= John Connill =

John Connill (sometimes Connell) was a soldier noted for his service in Ireland during the late sixteenth century.

His background is uncertain. His name may be an anglicisation of the Irish name O'Connell. In 1589 Connill was despatched by the Lord Deputy of Ireland William FitzWilliam with a force of Irish Army troops to the recently established County Donegal. This was part of the Tudor reform programme in Ireland which sought to replace the Irish clan chiefs with English Sheriffs. Connill allegedly secured the position by bribing Fitzwilliam with two gold chains that had been recovered from the wreck of the Spanish Armada in Ireland.

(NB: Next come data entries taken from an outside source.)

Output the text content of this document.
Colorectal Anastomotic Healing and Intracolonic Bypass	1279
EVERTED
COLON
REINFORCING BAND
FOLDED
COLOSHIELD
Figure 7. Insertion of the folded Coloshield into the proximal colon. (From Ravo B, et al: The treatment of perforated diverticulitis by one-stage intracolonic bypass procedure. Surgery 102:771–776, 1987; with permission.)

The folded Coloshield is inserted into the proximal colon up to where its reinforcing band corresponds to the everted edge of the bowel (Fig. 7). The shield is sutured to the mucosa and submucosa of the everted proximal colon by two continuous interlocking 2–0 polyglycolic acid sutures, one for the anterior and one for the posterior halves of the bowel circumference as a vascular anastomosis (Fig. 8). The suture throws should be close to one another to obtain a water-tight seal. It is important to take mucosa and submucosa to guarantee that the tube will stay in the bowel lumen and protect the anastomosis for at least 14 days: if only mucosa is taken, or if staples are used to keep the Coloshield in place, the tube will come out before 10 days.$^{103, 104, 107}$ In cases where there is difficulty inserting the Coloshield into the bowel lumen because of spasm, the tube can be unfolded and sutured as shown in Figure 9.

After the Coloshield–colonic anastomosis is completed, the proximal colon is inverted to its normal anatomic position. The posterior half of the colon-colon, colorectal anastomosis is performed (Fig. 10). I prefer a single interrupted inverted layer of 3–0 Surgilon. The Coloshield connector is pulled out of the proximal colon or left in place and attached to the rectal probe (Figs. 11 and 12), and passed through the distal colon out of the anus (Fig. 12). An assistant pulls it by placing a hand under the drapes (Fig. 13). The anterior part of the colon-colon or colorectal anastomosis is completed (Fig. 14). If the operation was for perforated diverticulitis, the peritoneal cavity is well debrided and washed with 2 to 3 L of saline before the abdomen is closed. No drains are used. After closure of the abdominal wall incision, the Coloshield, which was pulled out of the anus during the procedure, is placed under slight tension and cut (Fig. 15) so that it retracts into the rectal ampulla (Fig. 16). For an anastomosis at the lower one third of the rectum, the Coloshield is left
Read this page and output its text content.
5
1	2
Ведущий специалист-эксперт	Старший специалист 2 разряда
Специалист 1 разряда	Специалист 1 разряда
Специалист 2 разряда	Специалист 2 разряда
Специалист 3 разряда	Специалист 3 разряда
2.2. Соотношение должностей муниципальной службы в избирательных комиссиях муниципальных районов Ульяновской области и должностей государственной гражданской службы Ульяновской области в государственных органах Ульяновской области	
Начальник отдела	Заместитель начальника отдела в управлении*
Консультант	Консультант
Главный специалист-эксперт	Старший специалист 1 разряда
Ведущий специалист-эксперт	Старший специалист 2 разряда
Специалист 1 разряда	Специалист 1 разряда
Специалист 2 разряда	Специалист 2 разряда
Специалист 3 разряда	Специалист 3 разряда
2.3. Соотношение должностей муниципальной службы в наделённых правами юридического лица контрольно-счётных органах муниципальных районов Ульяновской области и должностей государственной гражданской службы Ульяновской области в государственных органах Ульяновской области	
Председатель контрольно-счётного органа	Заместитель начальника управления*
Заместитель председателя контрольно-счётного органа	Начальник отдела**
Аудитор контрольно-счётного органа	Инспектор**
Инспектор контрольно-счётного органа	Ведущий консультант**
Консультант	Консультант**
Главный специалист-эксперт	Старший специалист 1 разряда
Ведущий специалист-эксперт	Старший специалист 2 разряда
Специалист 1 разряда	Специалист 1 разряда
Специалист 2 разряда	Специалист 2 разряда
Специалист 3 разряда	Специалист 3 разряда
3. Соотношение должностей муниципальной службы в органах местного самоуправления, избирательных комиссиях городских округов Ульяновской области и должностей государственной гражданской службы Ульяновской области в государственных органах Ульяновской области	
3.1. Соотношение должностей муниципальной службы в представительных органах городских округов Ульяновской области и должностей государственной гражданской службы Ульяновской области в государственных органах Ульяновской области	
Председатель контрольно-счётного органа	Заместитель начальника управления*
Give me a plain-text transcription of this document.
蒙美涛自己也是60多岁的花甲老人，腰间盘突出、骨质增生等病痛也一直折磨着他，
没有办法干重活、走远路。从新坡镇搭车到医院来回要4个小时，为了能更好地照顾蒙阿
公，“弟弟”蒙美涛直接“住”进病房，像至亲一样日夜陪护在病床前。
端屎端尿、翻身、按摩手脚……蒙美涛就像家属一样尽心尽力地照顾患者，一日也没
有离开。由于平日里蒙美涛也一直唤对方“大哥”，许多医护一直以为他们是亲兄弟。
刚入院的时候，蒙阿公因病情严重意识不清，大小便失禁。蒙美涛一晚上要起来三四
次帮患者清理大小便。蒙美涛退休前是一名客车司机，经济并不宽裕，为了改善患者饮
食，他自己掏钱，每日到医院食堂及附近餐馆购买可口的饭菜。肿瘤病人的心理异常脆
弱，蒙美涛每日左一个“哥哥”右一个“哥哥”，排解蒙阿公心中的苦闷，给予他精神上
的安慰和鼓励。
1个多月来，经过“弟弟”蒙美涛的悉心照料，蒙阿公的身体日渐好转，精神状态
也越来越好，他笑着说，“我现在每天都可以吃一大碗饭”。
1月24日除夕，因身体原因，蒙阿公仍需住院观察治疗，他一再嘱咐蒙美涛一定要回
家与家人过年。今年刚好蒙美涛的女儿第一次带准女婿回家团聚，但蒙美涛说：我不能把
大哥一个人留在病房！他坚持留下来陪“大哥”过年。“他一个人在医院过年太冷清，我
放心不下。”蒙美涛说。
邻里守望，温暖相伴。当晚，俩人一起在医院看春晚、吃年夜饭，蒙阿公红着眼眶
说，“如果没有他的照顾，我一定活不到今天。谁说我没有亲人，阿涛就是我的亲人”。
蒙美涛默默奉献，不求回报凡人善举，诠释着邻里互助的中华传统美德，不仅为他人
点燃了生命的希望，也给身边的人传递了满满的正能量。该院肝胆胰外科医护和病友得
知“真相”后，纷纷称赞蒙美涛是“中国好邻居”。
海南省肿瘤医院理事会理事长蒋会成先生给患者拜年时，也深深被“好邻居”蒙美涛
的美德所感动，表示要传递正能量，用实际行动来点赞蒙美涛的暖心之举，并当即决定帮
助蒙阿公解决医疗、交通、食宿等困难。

Connill's arrival coincided with a succession dispute amongst the O'Donnell dynasty to establish the next ruler of Tyrconnell, even while the current incumbent Sir Hugh O'Donnell was still alive and the lawful Tanist, Hugh Roe O'Donnell, was imprisoned without trial in Dublin Castle. Connill backed one of the candidates, Sir Donnell O'Donnell, High Sheriff of Donegal, until his defeat and death by forces loyal to his father at the Battle of Doire Leathan in September 1590. Exploiting the chaos following Sir Donnell's death at the battle, Connill took control of much of western Donegal from his base at Donegal Abbey. Along with Humphrey Willis, the Sheriff of Donegal, Connill's men began raiding across Donegal, forcing the inhabitants to give them supplies and money. At one point Connill captured Sir Hugh O'Donnell, but he was freed by a cousin Niall Garve O'Donnell.

In 1592 Hugh Roe O'Donnell returned from his imprisonment in Dublin Castle, and expelled Connill and Willis from Donegal. A criticism of Connill and Willis was that their conduct was similar to the activities of the Irish clan warfare they were officially supposed to be preventing. The behavior of their forces may have been a factor in the subsequent outbreak of Tyrone's Rebellion in 1594.

==Bibliography==
- Morgan, Hiram. Tyrone's Rebellion. Boydell Press, 1999.